Resilient 'White Garden' blending stylish Sissinghurst formality with resilient plants able to withstand drought and extreme conditions.

White Garden for the 21st Century

Inspired by Vita Sackville-West’s famous creation at Sissinghurst, this back garden takes a formal approach to design and uses resilient plants that require little to no maintenance and can cope with weather extremes, to deliver a white garden for the 21st century.

Sited against the sunny, south-west facing back wall of the house and protected by high walls, the garden is a favourite spot for al fresco lunches in early spring, and for casual drinks from the summer until late autumn. Its relative openness also means it is exposed to sharp westerly winds in the winter, and to searing heat in the summer.

 

The classical lines of the house were extended into a formal design approach, which followed two main strands. The first one was to divide the large patio into cosy areas with defined purposes.

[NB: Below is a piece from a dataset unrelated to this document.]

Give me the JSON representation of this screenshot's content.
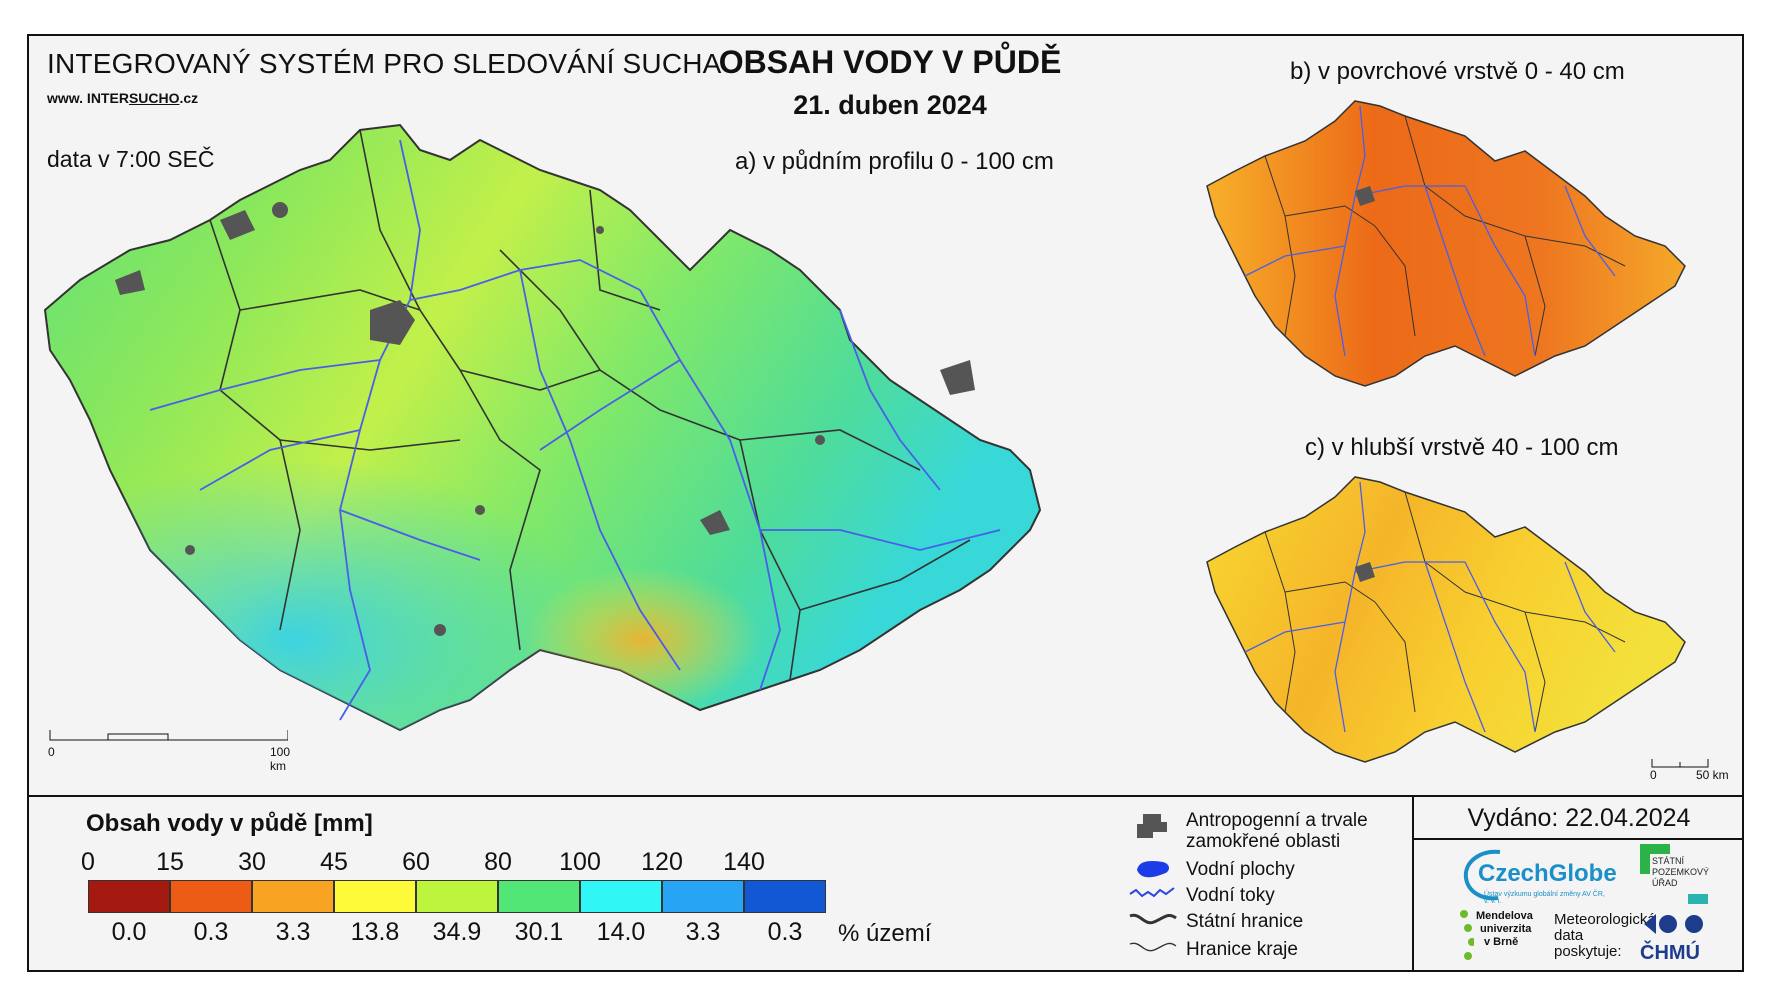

On the right, in the most sheltered corner, a dining booth catches the sun early in the season, moving into dappled shade as summer progresses. On the left, a lunch area, closer to the kitchen and ideal for mid-morning coffee and summer lunches.

Between the two, a group of Versailles planters helps break up the space and invites visitors to journey up to the raised formal garden. There, rectangular beds create a strong symmetry, with soft gravel paths to amble around in a more intimate setting.

Plan view showing the formal layout
21st century white garden – masterplan

At the other end of the formal garden, a previously closed embankment was opened up with steps leading to the top of the garden, increasing flow and visual dialogue between the different parts of the site.

The second strand involved developing the planting. This started with a small grove of evergreen oaks and a beech hedge at the top of the garden. These act as a windbreak and provide a sense of seclusion from nearby houses.

In the formal part of the garden, a low Japanese spindle hedge (Euonymus microphyllus) frames the linear beds and borders, before the garden loosens up into the lesser kempt reaches of the estate.

The planting in the central beds had to be able to contend not just with freezing temperatures in the winter and extreme heat in the summer. The soil, claggy clay with a high chalk content, often gets soggy in the winter, and it tends to dry up in the summer. Grit and sand, as well as organic matter, were worked into it, to improve drainage and help reduce water-logging.  Two seasons later, the planting has established and has started creating its own microclimate in this part of the garden.

Old Vicarage - Back Garden - Planting A
Old Vicarage – Back Garden – Planting C

 

Vitex agnus-castus ‘Albus’, a white cultivar of the Chaste Tree, provides a focal point in each of the central beds. These large shrubs will fill out and grow to about 2.5m. A late-flowering large shrub with pepper-scented foliage, Vitex provides colour at the time the house is occupied, and an ongoing nectar supply for pollinators as summer draws to a close.

The under-planting includes white Valerian (Centranthus ruber ‘Albus’), white-flowering cultivars of rosemary, nepeta and lavender, while shrubby Salvia ‘Gletscher’ delivers an almost uninterrupted display of bright white flowers from May onwards.